The government clarified that the constitutional article emphasised guaranteeing rights and freedoms, the regulation of law provisions for anti-terrorism measures, and fair compensation for damages resulting from it and because of it. In March, Abdel Fattah al-Sisi approved amendments to the law regulating lists of terrorist entities, including expanding the confiscation and freezing of assets, funds, and property of people on these lists.


While observers considered that the new law to dismiss people from government jobs is a new escalation and a continuation of the authority to stifle political opponents, others saw it as a foregone conclusion. Many human rights defenders saw the new law as an attempt by the al-Sisi regime to legalise an already existing situation, and since the 2013 military coup, the regime has begun dismissing hundreds of opponents from their government jobs without waiting for a law. Hundreds of political opponents, most of them were accused by the al-Sisi regime of belonging to the Brotherhood, were subjected to dismissal from their government jobs, cut off from their salaries, or harassed with transfer and exclusion from their workplace.

In October of last year, the Minister of Education, Tariq Shawky, announced in a press conference that 1,070 teachers had been dismissed, claiming that they harboured extremist ideas. The minister claimed that the measure aimed to purify the ministry of destructive ideas and extremist political trends and preserve the students’ future. The continuous dismissal of large numbers of teachers came in light of schools’ suffering from the deficiency of teachers, according to ministry data.
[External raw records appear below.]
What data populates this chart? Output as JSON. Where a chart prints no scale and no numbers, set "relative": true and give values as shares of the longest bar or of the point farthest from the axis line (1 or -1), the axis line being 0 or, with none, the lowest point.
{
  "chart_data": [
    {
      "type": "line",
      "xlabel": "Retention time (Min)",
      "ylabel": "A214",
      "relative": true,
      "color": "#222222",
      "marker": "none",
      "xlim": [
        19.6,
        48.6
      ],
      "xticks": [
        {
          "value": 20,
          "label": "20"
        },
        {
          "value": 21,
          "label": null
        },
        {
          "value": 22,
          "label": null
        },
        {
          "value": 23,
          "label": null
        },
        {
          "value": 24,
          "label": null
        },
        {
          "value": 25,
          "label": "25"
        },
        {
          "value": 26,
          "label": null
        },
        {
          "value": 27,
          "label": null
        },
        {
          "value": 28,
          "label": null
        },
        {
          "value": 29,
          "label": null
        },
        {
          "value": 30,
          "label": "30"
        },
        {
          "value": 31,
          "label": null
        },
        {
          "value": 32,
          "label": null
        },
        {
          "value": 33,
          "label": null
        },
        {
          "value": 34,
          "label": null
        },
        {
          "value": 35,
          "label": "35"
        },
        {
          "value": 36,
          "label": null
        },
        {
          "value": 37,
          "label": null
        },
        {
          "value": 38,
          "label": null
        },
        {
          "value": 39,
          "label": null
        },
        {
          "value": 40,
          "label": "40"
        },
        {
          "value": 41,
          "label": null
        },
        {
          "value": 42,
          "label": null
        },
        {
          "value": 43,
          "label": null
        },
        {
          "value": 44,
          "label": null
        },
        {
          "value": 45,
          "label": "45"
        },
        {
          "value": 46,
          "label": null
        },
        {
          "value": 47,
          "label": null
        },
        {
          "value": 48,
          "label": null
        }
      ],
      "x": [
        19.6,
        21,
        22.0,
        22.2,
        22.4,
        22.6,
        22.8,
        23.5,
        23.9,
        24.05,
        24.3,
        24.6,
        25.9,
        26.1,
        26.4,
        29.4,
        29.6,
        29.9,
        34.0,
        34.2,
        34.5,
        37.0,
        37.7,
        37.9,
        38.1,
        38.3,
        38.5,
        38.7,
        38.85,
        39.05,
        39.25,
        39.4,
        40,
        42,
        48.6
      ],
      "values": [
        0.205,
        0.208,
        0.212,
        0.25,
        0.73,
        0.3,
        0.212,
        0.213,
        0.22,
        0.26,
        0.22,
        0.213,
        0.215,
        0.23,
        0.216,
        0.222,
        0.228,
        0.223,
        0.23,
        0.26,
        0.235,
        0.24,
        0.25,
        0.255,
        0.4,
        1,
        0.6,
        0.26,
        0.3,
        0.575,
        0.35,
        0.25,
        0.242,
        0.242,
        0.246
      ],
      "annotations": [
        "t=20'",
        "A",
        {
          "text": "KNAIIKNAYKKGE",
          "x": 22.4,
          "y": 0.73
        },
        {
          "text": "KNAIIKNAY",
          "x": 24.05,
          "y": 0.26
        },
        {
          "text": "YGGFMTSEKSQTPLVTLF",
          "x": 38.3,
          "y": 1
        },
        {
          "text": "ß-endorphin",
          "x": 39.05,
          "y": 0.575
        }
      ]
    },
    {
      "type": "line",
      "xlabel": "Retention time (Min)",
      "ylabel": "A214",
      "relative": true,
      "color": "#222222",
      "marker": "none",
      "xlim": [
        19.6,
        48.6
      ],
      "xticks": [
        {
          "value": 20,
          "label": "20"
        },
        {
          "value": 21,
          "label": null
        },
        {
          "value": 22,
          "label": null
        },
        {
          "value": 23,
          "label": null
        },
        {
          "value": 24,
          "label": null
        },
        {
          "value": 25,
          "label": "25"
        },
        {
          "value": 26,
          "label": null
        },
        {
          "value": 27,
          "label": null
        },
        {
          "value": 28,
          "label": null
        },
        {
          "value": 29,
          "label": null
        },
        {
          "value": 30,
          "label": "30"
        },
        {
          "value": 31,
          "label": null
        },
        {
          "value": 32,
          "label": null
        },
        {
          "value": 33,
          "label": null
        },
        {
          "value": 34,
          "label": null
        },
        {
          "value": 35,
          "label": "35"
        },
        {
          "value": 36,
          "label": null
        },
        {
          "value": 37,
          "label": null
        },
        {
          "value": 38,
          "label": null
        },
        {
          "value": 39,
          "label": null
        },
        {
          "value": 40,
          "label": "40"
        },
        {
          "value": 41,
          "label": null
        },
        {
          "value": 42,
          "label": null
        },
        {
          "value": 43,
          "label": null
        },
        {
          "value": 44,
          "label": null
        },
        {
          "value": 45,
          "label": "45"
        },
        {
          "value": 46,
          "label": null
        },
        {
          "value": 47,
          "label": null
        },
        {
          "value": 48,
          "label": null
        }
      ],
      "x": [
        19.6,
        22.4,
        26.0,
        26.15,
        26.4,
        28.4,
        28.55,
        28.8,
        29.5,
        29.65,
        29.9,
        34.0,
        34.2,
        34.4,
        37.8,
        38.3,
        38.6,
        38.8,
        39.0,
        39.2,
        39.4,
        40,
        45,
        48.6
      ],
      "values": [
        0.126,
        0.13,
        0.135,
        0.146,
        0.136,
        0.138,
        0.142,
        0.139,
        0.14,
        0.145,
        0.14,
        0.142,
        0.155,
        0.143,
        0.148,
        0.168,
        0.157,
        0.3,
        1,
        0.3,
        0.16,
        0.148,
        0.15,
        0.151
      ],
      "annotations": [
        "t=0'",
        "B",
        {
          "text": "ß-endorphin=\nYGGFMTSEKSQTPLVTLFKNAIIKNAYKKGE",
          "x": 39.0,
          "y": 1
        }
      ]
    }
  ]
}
Simultaneously, the Ministry of Religious Endowments announced the suspension of 1,500 imams from preaching and their conversion to administrative work and justified this as them having extremist ideas.

On August 30, 2017, the Central Agency for Organisation and Administration began preparing a database of state employees listed on terrorism lists to take measures to dismiss them from their jobs.

Continuous retaliation

The procedures and decisions began and were issued some time ago, and the recently issued law is an attempt to legalise an already existing situation in light of the al-Sisi regime’s expansion of the circle of revenge against its opponents.

Former parliamentarian Izz al-Din al-Kumi believes that the system is introducing legislative amendments to expand the circle of revenge to include workers in the public sector and workers in the state’s administrative apparatus. Al-Kumi pointed out in press statements that the new amendment is an unconstitutional measure and violates the constitution because whoever is listed on those lists is called a terrorist has the right to grievance and to appeal the decision issued against him. He stressed that what happened raises suspicion in terms of approving the amendment of the law during the plenary session which did not take more than five minutes to read the articles and vote on them.

Al-Sisi and some ministers have confirmed on several occasions that the state does not need a large sector of six million employees working in the government sector, as one of the conditions of the International Monetary Fund is to reduce the number of these employees. The government is working through several measures to reduce the number of employees in the state’s administrative apparatus from six million employees to one and a half million only in response to these conditions. It is noteworthy that, during the past month, Finance Minister Mohamed Maait revealed that the number of citizens who lost their jobs due to the outbreak of the new coronavirus COVID-19 is at least one million citizens.